El checklist que Walter Shaub hizo para renunciarle a Donald Trump

El checklist que Walter Shaub hizo para renunciarle a Donald Trump

Hace más de un año, Donald Trump llegó al poder con un séquito de ayudantes para lograr su cometido: conquistar el mundo.

Bueno, no tan radical. Pero la parte del séquito es cierta.

El presidente de los Estados Unidos ascendió al poder con un equipo de ayudantes y, a la luz de hoy, se pueden contar con los dedos de una mano los que siguen presente en la Casa Blanca, al lado del Presidente.

En el último lote de acontecimientos, si queremos ignorar que un par de sus manos derechas están siendo juzgados y acusados por las autoridades estadounidenses, el conflicto entre el presidente de los Estados Unidos y Walter Shaub, hasta hace poco el jefe de la Oficina de Ética Gubernamental de los Estados Unidos, se hace más evidente.

Semanas después de que Trump fuese elegido, Shaub tuiteó, bajo el marco de la cuenta oficial de la agencia, sobre la constante negativa de Trump a deshacerse de sus negocios propios para asumir de lleno la presidencia. La crítica fue tan severa, en plena red social, a los ojos de todos, que sus mismos empleados pensaron que la cuenta había sido hackeada.

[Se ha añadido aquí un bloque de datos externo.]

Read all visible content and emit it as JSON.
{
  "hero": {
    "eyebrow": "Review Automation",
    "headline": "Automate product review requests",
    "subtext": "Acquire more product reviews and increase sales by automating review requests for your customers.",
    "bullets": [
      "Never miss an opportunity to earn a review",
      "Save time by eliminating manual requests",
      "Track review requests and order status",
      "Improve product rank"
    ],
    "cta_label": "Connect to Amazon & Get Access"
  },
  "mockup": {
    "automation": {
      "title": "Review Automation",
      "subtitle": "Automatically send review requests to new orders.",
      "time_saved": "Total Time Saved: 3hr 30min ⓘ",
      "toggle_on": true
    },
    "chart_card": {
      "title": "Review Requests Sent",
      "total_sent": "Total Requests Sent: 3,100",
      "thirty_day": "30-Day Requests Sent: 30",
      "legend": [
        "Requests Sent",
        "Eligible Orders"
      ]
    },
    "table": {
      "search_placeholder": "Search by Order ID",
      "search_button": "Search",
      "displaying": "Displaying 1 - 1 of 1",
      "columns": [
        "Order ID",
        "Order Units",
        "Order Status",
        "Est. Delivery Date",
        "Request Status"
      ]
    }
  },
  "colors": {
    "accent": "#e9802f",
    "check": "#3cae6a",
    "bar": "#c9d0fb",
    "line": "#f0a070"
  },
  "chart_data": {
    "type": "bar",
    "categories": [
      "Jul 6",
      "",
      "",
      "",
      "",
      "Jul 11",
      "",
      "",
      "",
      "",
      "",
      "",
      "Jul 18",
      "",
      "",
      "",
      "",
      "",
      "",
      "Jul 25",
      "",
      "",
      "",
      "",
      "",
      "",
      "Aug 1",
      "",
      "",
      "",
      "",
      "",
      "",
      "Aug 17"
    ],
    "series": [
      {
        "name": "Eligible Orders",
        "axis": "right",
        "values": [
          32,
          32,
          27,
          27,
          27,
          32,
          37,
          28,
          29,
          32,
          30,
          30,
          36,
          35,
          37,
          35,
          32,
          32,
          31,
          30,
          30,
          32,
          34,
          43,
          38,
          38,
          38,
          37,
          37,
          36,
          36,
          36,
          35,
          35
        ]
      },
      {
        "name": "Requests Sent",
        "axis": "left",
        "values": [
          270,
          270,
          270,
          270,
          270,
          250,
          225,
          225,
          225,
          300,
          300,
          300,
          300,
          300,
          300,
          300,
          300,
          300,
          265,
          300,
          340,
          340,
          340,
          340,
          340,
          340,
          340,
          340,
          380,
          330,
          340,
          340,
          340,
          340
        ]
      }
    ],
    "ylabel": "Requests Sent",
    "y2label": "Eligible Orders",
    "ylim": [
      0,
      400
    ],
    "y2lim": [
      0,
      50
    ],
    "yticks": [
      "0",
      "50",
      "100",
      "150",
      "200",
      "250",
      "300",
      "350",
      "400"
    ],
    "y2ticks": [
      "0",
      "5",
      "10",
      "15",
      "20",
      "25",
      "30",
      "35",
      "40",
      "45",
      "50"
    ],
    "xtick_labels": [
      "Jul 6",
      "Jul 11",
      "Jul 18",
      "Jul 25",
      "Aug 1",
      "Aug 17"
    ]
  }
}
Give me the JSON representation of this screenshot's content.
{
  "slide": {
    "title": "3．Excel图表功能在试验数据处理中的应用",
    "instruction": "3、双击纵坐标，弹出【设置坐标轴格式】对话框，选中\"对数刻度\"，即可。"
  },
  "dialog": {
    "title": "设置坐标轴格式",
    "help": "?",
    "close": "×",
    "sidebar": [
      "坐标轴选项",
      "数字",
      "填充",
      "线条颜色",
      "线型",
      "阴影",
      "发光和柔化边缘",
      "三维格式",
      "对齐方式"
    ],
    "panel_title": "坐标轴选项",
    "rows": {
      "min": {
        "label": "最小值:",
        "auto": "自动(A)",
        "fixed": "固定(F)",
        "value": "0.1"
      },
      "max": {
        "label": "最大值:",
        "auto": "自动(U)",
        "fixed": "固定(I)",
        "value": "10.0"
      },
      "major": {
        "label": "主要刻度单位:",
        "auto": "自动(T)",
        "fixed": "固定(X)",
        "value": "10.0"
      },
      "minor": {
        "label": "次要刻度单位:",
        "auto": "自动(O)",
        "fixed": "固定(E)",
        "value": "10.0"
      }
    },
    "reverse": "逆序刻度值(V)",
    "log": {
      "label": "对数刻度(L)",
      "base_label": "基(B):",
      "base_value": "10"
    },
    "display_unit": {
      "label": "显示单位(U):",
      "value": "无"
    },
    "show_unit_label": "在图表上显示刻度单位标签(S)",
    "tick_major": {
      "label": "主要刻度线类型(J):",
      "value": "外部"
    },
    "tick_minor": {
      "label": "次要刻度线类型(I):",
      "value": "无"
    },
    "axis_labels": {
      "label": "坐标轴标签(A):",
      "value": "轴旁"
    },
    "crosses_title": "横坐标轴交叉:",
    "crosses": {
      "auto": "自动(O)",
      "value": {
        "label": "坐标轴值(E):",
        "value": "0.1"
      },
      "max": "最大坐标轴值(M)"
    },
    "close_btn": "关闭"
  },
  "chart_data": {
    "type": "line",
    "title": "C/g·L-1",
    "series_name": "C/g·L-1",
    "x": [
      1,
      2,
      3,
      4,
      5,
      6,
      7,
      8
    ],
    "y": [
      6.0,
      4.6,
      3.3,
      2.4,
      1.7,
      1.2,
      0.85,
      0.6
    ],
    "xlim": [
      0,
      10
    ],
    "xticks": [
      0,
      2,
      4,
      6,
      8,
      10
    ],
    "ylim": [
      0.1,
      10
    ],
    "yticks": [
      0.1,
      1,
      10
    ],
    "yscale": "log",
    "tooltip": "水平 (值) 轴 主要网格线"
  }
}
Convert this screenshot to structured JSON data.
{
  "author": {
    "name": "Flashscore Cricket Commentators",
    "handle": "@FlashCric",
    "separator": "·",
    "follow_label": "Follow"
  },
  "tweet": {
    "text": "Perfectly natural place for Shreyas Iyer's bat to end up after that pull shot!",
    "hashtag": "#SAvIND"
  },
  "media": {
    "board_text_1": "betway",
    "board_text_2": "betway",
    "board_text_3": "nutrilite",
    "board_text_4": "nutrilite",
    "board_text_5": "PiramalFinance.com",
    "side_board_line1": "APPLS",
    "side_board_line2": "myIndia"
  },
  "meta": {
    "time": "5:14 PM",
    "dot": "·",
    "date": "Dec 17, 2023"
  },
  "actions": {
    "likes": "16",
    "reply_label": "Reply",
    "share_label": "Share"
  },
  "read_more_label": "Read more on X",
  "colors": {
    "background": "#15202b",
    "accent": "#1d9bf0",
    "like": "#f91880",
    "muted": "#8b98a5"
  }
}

Apuntó, desde los posibles candidatos al gabinete que “evidentemente tenían” claros conflictos financieros de intereses, hasta la nueva administración, sobre todo por las exenciones de ética que estaba distribuyendo silenciosamente a sus empleados.

Porque el jefe de la Oficina de Ética Gubernamental de los Estados Unidos no podía autocensurarse.

Shaub, el jefe que sirvió bajo tres presidentes, renunció en julio, seis meses antes del final esperado de su mandato. Además, lo hizo con una breve carta a Trump que elogiaba deliberadamente a los funcionarios de ética del gobierno, quienes describió por “proteger el principio de que el servicio público es una confianza pública” (Sí, en cursivas, según lo escrito en el original).

Sin embargo, ahora trabaja para el Campaign Legal Center, un grupo de derechos de voto.

Walter Shaub no especificó la razón detrás de su partida en ese momento, pero en una entrevista con la revista Highline junto con otros tres funcionarios de carrera que renunciaron a los empleos que amaban bajo un gobierno que “los horrorizó”, Shaub explicó el mecanismo personal que lo ayudó a decidir cuándo era el momento de irse.

Lo que tienes que preguntarte antes de renunciarle a Trump; o a tu jefe, particularmente, según Walter Shaub.

¿Realizo la misión efectivamente?

Punto número uno; según el mismo Walter, la respuesta a esta pregunta era afirmativa, hasta que comenzó a sentir que no podría cumplir con ella, al menos de forma efectiva. Esta pregunta duró en su cabeza por un par de meses antes de poder sincerarse consigo mismo y tachar el cuadrito negativo.

¿Puedo realizar mi trabajo de forma ética y moral?

Punto número dos; Shaub no estaba dispuesto a sacrificar su currículum intachablemente ético y moral, después de todo, era el jefe de la Oficina de Ética Gubernamental de los Estados Unidos. Así que, puede que la respuesta a esta pregunta haya sido afirmativa, pero eso no reducía el hecho de que la anterior pregunta no había podido ser respondida; porque no estaba siendo efectivo.

Y tres: ¿Puedo decir la verdad?

Shaub, en sus palabras, nunca rehuyó a decir la verdad. Pero, de algún modo, no pudo responder todas las preguntas en conjunto, por lo que, tomó la decisión de irse, antes de sacrificar sus valores.

Sin embargo, no siempre fue así.

En los primeros meses de la transición y administración, Shaub pensó que su oficina podía influir en las acciones de la administración; persuadiendo a los candidatos del gabinete para que se desvinculen de posibles conflictos y obtener acceso a las exenciones de ética que la Casa Blanca le dio a sus empleados.

Pero cuando el mismo Shaub se dio cuenta que la administración le estaba ocultando información de la oficina, presintió que podría haber estado certificando informes de divulgación financiera de funcionarios de la Casa Blanca sin poder saber si la información contenida en ellos era cierta.

En sus palabras: “Empecé a preocuparme por la posibilidad de que fuera corruptor”.

Así que, eso marcó el fin de una era para Walter; un empleado que se había encargado de tres presidencias, y que tuvo que enfrentarse a un presidente que ni puede justificar sus propias razones de bancarrota.

Moraleja: si quieres renunciarle a un presidente porque el trabajo compromete tus propios estándares éticos y eficaces, puede sea el momento de responder las preguntas de Walter Shaub.